Our intellect is incapable of addressing such questions.  We accept what's given. The methods that Chit engineers to teach are totally incomprehensible. But we can live a good life in Sat,  we just need to discover the laws that can maintain Sat.  The important law that vedAnta discovers is that we respect Sat completely.  What that means is we respect all manifested objects as us without distinction.  So the saying: "Sat" is one!  Sat is an intellectual inquiry.

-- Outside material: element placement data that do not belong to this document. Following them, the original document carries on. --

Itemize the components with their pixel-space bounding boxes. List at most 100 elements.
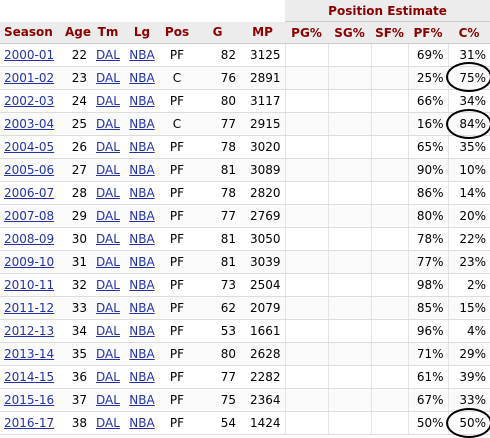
team-link[interactable]: DAL	[96, 347, 120, 361]
season-link[interactable]: 2006-07	[4, 186, 55, 200]
season-link[interactable]: 2003-04	[4, 117, 55, 131]
cell-sf-pct	[370, 365, 409, 389]
cell-league: NBA	[125, 204, 159, 228]
league-link[interactable]: NBA	[129, 255, 155, 269]
season-link[interactable]: 2016-17	[4, 416, 55, 430]
cell-games: 81	[195, 158, 240, 182]
team-link[interactable]: DAL	[96, 278, 120, 292]
col-header-pg-pct[interactable]: PG%	[285, 21, 329, 44]
team-link[interactable]: DAL	[96, 370, 120, 384]
cell-team: DAL	[91, 89, 125, 113]
col-header-pf-pct[interactable]: PF%	[408, 21, 449, 44]
col-header-minutes[interactable]: MP	[240, 21, 286, 44]
season-link[interactable]: 2010-11	[4, 278, 55, 292]
league-link[interactable]: NBA	[129, 370, 155, 384]
season-link[interactable]: 2000-01	[4, 48, 55, 62]
cell-season: 2009-10	[0, 250, 61, 274]
cell-minutes: 3089	[240, 158, 286, 182]
col-header-sf-pct[interactable]: SF%	[371, 21, 409, 44]
league-link[interactable]: NBA	[129, 232, 155, 246]
cell-age: 38	[61, 411, 91, 435]
team-link[interactable]: DAL	[96, 163, 120, 177]
season-link[interactable]: 2011-12	[4, 301, 55, 315]
cell-sf-pct	[370, 66, 409, 90]
cell-games: 81	[195, 250, 240, 274]
league-link[interactable]: NBA	[129, 48, 155, 62]
col-header-position[interactable]: Pos	[159, 21, 195, 44]
col-header-sg-pct[interactable]: SG%	[328, 21, 372, 44]
cell-minutes: 3125	[240, 43, 286, 67]
column-header-row: Season Age Tm Lg Pos G MP PG% SG% SF% PF…	[0, 21, 490, 44]
cell-position: PF	[159, 388, 195, 412]
col-header-age[interactable]: Age	[61, 21, 91, 44]
league-link[interactable]: NBA	[129, 117, 155, 131]
cell-sf-pct	[370, 273, 409, 297]
team-link[interactable]: DAL	[96, 324, 120, 338]
cell-team: DAL	[91, 135, 125, 159]
season-link[interactable]: 2012-13	[4, 324, 55, 338]
cell-season: 2013-14	[0, 342, 61, 366]
season-link[interactable]: 2014-15	[4, 370, 55, 384]
cell-team: DAL	[91, 227, 125, 251]
col-header-c-pct[interactable]: C%	[448, 21, 490, 44]
cell-minutes: 2915	[240, 112, 286, 136]
cell-sg-pct	[327, 227, 372, 251]
team-link[interactable]: DAL	[96, 209, 120, 223]
season-link[interactable]: 2008-09	[4, 232, 55, 246]
season-link[interactable]: 2002-03	[4, 94, 55, 108]
league-link[interactable]: NBA	[129, 163, 155, 177]
team-link[interactable]: DAL	[96, 48, 120, 62]
team-link[interactable]: DAL	[96, 94, 120, 108]
cell-sf-pct	[370, 388, 409, 412]
league-link[interactable]: NBA	[129, 301, 155, 315]
league-link[interactable]: NBA	[129, 140, 155, 154]
cell-season: 2014-15	[0, 365, 61, 389]
league-link[interactable]: NBA	[129, 209, 155, 223]
cell-games: 78	[195, 181, 240, 205]
cell-season: 2007-08	[0, 204, 61, 228]
cell-pf-pct: 61%	[407, 365, 449, 389]
cell-pg-pct	[284, 388, 329, 412]
league-link[interactable]: NBA	[129, 94, 155, 108]
col-header-team[interactable]: Tm	[91, 21, 125, 44]
league-link[interactable]: NBA	[129, 416, 155, 430]
league-link[interactable]: NBA	[129, 71, 155, 85]
col-header-league[interactable]: Lg	[125, 21, 159, 44]
cell-league: NBA	[125, 365, 159, 389]
league-link[interactable]: NBA	[129, 186, 155, 200]
team-link[interactable]: DAL	[96, 140, 120, 154]
cell-season: 2004-05	[0, 135, 61, 159]
league-link[interactable]: NBA	[129, 324, 155, 338]
season-link[interactable]: 2007-08	[4, 209, 55, 223]
cell-pf-pct: 96%	[407, 319, 449, 343]
team-link[interactable]: DAL	[96, 416, 120, 430]
cell-season: 2010-11	[0, 273, 61, 297]
cell-minutes: 2628	[240, 342, 286, 366]
table-row: 2009-10 31 DAL NBA PF 81 3039 77% 23%	[0, 250, 490, 274]
team-link[interactable]: DAL	[96, 232, 120, 246]
team-link[interactable]: DAL	[96, 186, 120, 200]
league-link[interactable]: NBA	[129, 393, 155, 407]
col-header-season[interactable]: Season	[0, 21, 61, 44]
team-link[interactable]: DAL	[96, 255, 120, 269]
cell-c-pct: 33%	[447, 388, 490, 412]
cell-games: 76	[195, 66, 240, 90]
cell-league: NBA	[125, 158, 159, 182]
league-link[interactable]: NBA	[129, 347, 155, 361]
cell-sf-pct	[370, 227, 409, 251]
cell-c-pct: 50%	[447, 411, 490, 435]
team-link[interactable]: DAL	[96, 117, 120, 131]
season-link[interactable]: 2005-06	[4, 163, 55, 177]
col-header-games[interactable]: G	[195, 21, 240, 44]
season-link[interactable]: 2001-02	[4, 71, 55, 85]
season-link[interactable]: 2013-14	[4, 347, 55, 361]
cell-pf-pct: 77%	[407, 250, 449, 274]
league-link[interactable]: NBA	[129, 278, 155, 292]
season-link[interactable]: 2015-16	[4, 393, 55, 407]
team-link[interactable]: DAL	[96, 393, 120, 407]
team-link[interactable]: DAL	[96, 71, 120, 85]
season-link[interactable]: 2004-05	[4, 140, 55, 154]
season-link[interactable]: 2009-10	[4, 255, 55, 269]
team-link[interactable]: DAL	[96, 301, 120, 315]
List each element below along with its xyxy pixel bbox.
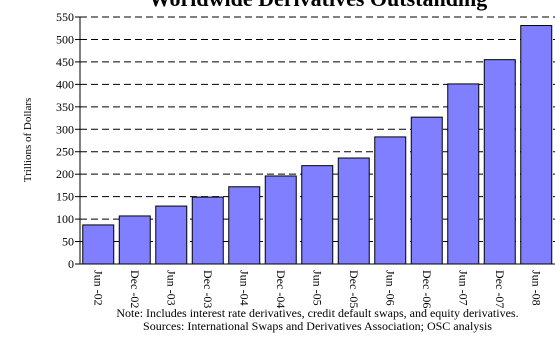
y-tick-label: 150 xyxy=(56,190,74,204)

Then we come to Ananda, the third attribute of Brahman and the most interesting and the most difficult.   In the vedAnta theory, Brahman remains happy with its creation and remains in a state of perpetual bliss and this we call Ananda. It has bliss since we can't attach any other emotion.  It justifies its own actions and by necessity has no regrets.  The universes come and go, Brahman believes that its design works.  Like a good engineer, it observes the play of his craft and possibly knows what errors he might have made.  In stead of accusing any one,  (whom to accuse any way?), Brahman reconstructs and continues with its process of design and sustenance.  When we make this attribute anthropomorphic, we get into real confusion since we don't know of any object who can be perpetually blissful.  Life's legends and experience suggest that the grief and sorrow in life are possibly created through the mind and body and hence the concept of  "S'iva".  The latter can reach a state beyond his mind and is endowed with the power of an eternal life.  S'iva's joyful attitude in life is misperceived by people as "intoxication" and some even attribute S'iva to "destruction," the most distorted attribute used in popular literature.  S'iva is bliss, it's carefree, it's tensionless, it knows all rules and discovers all remedies. It's the best in limbs, the arts, the speech, and the dance.  It's the flawless in character, in conduct and is always pure.  In mythology, the anthromorphic S'iva drinks all poison there is and digests!  When we make him a male figure, he is the best husband and is the ideal father.  Ananda is neuter and is worshiped  as a combination of manifested male and female symbols.  The worship is a part of the current samAdhAna and the other route to find Ananda is through meditation and yoga.   The most important part is that Ananda is both physical  and mental. It's not an inquiry, it's a state.


Out of the three attributes of Brahman, Ananda is the only one that's attainable. Unlike grace or blessings, it needs discipline in living and conduct.  Grace or blessings make life happy, Ananda is joy.  It has no material manifestation, it's internal. We can only feel it, we can't express it.  Ananda bypasses Sat and can take us to the real unknown quantity Chit through disciplined life and meditation, so the phrase "chidAnanda", and that's S'iva.  In order to invoke such discipline in life we celebrate S'ivarAtri and perform other austerities.